Estimating rates from cross-sectional data. Without longitudinal data, I derived birth, death, and migration rate estimates from the age structure. This required explicit assumptions and careful caveats. I was transparent about the limitations of these estimates rather than presenting them as definitive.
Challenges, Tradeoffs, and Constraints
The hardest decisions were not technical but interpretive. When is an unusual data point an error versus a genuine outlier? The 111-year-old could have been a real person (verified UK longevity data supports ages up to about 115), but in the context of this household, the value was more likely a data entry error. I adjusted it but documented the reasoning.
The marital status of minors presented a philosophical question about data cleaning: should you impose assumptions about what is "normal" or preserve what was recorded? I chose to recode clearly implausible values (widowed children) while retaining ambiguous ones with appropriate labels. There is no universally correct answer, but the reasoning should be explicit.
The absence of time-series data meant that all rate estimates were approximations derived from a single snapshot. I noted this limitation prominently rather than burying it.
What I Learned
This project taught me that data cleaning is not a preliminary chore to rush through before the "real" analysis begins. It is the analysis. The decisions you make when resolving a missing value or correcting an implausible entry are themselves analytical judgments that require domain knowledge, statistical reasoning, and intellectual honesty.
I also learned the value of tying quantitative findings to concrete decisions. Showing that 19.2% of the population is under 16 is informative. Showing that this figure significantly exceeds the national average and then connecting it to a specific recommendation about school investment is useful. The gap between informative and useful is where data science creates real value.
Outcome
The analysis recommended high-density family housing for the unoccupied plot (supported by the expansive population pyramid, elevated child proportion, and large household sizes) and increased investment in schooling as the top public spending priority (supported by the 19.2% under-16 population and projected 75 to 80 new school entrants annually). Alternative options were evaluated and rejected with specific statistical evidence.
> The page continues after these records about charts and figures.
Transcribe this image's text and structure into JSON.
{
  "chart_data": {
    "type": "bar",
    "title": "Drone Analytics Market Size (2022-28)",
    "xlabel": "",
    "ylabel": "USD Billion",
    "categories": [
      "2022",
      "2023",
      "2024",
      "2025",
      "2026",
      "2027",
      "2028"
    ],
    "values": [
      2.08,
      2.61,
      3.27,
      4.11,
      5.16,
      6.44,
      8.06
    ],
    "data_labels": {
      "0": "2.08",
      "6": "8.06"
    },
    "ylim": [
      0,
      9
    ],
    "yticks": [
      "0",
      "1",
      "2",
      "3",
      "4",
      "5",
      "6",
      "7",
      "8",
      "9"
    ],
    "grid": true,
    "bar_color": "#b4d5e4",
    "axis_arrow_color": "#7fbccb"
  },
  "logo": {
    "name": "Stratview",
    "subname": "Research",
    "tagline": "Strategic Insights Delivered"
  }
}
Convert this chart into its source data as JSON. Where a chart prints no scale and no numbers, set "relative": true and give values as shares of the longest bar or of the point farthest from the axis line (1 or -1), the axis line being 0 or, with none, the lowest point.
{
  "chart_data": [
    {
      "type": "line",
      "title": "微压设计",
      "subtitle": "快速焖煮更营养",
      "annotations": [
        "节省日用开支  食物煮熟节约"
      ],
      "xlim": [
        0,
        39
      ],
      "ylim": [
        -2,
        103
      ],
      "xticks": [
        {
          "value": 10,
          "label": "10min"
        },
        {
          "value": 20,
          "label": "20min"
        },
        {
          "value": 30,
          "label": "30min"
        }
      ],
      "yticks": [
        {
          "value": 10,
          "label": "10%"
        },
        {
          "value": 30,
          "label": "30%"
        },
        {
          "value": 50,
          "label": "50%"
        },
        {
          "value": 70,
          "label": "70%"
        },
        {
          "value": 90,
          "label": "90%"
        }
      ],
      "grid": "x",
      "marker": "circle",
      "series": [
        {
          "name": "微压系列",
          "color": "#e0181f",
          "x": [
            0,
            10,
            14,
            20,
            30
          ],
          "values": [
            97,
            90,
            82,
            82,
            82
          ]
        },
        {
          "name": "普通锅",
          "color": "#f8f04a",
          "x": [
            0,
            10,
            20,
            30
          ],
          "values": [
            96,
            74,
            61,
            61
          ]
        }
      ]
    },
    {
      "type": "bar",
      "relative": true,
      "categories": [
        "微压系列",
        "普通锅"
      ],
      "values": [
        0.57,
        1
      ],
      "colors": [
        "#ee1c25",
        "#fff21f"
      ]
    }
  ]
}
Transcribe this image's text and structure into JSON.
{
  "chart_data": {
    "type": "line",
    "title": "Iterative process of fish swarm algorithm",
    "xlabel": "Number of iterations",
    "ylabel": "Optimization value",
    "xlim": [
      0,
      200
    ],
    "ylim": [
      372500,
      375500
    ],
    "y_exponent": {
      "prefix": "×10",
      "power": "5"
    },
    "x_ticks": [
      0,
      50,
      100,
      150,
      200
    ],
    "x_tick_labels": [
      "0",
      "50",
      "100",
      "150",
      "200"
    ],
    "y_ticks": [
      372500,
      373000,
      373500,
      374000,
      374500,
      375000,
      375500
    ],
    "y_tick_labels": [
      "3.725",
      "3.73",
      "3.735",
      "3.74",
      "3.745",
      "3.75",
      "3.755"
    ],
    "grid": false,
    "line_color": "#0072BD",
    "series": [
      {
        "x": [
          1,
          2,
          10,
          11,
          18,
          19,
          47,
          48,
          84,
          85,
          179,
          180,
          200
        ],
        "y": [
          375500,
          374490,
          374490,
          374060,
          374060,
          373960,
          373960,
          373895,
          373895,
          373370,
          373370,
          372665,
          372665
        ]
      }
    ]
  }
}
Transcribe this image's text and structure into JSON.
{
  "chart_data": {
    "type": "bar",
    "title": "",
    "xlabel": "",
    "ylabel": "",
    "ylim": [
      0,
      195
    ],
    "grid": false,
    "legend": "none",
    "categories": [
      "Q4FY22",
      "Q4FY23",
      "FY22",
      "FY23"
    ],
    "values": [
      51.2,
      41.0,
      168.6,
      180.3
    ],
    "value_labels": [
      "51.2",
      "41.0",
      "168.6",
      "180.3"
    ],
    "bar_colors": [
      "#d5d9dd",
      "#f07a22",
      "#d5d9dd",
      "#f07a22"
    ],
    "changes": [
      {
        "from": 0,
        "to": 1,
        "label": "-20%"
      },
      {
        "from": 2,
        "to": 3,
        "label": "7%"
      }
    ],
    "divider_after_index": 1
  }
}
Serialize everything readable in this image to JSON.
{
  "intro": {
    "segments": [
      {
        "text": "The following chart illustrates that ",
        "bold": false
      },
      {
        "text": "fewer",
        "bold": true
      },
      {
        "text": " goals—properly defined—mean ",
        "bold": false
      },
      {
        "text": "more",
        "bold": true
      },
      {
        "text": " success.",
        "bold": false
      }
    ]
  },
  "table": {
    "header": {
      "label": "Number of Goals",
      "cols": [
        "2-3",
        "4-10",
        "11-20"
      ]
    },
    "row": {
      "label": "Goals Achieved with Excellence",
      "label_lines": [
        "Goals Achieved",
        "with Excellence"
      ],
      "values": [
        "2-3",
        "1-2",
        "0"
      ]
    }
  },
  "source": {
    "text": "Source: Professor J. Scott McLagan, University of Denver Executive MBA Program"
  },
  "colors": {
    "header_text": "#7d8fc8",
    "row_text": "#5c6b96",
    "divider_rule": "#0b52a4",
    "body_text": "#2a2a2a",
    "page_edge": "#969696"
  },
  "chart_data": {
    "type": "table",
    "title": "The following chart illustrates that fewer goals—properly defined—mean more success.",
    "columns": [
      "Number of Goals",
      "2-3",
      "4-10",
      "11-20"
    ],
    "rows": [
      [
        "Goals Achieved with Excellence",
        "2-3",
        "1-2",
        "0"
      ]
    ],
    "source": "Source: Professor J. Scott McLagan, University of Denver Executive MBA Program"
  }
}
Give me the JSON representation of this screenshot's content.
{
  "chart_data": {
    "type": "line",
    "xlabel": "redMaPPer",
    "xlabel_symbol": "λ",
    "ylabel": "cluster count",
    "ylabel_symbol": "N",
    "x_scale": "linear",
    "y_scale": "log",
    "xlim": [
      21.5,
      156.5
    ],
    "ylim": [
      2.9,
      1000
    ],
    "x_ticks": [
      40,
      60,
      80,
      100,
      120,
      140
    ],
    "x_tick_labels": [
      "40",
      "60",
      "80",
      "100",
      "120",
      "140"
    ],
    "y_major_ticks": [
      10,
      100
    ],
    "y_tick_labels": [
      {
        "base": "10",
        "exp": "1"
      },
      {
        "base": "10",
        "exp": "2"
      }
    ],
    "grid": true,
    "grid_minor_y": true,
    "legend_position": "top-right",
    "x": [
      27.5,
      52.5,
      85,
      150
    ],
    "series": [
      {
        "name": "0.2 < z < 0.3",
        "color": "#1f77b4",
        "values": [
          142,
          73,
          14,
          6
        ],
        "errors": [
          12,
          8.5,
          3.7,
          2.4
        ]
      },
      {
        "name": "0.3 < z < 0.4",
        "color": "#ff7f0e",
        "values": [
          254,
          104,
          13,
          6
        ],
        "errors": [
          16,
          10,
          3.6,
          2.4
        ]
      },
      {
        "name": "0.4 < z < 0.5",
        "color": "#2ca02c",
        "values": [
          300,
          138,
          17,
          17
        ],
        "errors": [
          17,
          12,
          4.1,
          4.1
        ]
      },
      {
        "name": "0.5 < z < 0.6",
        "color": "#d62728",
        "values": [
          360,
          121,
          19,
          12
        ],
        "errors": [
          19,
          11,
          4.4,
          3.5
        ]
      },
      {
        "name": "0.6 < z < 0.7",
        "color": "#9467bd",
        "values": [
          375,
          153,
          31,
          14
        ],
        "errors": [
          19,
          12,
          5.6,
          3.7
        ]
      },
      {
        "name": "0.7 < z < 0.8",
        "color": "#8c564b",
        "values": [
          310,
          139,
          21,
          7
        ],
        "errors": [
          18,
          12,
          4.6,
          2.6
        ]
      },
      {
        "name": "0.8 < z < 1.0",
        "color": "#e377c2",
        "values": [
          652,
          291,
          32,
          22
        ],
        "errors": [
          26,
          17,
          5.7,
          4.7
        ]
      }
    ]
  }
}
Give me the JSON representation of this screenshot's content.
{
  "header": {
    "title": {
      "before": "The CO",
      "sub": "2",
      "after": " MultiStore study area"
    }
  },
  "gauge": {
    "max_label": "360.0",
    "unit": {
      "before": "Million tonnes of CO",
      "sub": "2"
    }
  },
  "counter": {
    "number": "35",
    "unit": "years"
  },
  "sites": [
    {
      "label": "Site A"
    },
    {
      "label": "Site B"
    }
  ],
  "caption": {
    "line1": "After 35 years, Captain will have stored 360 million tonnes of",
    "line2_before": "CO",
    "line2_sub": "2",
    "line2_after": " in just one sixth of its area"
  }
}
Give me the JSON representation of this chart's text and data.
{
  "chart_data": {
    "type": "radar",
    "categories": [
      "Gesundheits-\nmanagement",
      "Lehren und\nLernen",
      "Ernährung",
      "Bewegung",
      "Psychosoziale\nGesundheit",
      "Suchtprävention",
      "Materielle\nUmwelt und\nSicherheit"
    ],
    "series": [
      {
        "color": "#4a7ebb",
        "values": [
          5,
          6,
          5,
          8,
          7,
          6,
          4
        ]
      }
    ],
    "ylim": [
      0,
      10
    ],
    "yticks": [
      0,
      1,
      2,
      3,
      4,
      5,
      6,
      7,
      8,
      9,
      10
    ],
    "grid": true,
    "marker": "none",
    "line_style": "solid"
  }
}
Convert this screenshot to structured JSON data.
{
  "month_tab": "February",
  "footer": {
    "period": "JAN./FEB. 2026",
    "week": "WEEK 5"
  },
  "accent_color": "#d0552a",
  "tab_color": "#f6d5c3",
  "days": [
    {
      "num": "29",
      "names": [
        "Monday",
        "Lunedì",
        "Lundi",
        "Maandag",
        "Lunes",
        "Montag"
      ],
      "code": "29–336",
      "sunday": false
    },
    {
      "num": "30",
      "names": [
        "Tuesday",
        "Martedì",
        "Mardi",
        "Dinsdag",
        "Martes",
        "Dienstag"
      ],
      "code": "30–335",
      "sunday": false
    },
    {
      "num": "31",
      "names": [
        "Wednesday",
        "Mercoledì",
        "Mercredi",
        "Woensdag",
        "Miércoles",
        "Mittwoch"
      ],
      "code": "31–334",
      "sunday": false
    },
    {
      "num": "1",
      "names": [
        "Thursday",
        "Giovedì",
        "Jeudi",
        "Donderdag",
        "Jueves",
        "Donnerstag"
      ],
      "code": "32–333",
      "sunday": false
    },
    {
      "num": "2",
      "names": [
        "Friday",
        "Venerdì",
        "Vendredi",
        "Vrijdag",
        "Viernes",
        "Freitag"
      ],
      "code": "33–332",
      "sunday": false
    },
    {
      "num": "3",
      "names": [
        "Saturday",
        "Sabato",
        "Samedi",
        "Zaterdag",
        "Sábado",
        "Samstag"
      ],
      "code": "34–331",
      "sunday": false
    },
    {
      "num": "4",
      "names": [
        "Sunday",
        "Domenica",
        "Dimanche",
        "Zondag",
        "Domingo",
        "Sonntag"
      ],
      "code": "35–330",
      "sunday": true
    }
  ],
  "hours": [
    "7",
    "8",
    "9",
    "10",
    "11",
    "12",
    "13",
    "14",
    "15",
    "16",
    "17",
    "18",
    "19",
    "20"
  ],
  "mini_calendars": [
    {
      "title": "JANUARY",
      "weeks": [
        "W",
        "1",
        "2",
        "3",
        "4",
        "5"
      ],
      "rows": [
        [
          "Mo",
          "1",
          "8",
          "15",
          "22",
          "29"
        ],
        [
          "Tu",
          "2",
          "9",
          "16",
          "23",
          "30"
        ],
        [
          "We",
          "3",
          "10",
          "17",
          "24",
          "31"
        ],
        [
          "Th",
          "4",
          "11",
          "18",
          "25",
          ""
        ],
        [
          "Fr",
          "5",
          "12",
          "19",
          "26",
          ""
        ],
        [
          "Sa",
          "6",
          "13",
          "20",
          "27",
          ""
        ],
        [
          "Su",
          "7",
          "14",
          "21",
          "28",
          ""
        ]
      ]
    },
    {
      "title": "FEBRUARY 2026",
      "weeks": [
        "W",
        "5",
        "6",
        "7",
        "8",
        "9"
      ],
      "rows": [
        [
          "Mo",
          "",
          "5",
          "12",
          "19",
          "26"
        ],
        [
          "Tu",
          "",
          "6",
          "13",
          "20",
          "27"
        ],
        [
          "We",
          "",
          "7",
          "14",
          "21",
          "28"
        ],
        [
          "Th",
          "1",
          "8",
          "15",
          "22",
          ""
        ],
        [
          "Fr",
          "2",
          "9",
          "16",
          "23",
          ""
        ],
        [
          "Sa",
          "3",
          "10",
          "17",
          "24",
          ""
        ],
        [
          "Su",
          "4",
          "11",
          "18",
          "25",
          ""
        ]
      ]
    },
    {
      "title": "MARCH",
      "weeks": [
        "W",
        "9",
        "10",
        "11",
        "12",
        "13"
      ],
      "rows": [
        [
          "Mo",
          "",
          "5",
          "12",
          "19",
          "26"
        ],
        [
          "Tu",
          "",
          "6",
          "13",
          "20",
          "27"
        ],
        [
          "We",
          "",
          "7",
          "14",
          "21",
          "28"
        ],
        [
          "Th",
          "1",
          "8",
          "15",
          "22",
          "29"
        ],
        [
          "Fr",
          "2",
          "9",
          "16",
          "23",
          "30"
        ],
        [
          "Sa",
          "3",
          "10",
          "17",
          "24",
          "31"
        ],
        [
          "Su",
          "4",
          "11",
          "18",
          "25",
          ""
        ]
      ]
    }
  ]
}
Why This Work Matters for Research Readiness
Research often involves working with imperfect data, making principled decisions under uncertainty, and communicating findings to audiences who need to act on them. This project exercised all of those skills. The data cleaning methodology drew on census demography, legal precedent, and statistical reasoning. The analysis connected quantitative findings to actionable recommendations. The documentation was thorough enough for someone else to reproduce and challenge every decision.
This is the kind of work where technical skill alone is not enough. You also need judgment, domain awareness, and the willingness to be transparent about what you do not know.
What I Would Investigate Next
With access to multiple census waves, I would build a longitudinal model of population change rather than relying on cross-sectional inference. Spatial analysis, examining how demographics vary by street or neighbourhood, would add another dimension. And simulation-based approaches could estimate the uncertainty in the rate calculations more rigorously than the point estimates I produced here.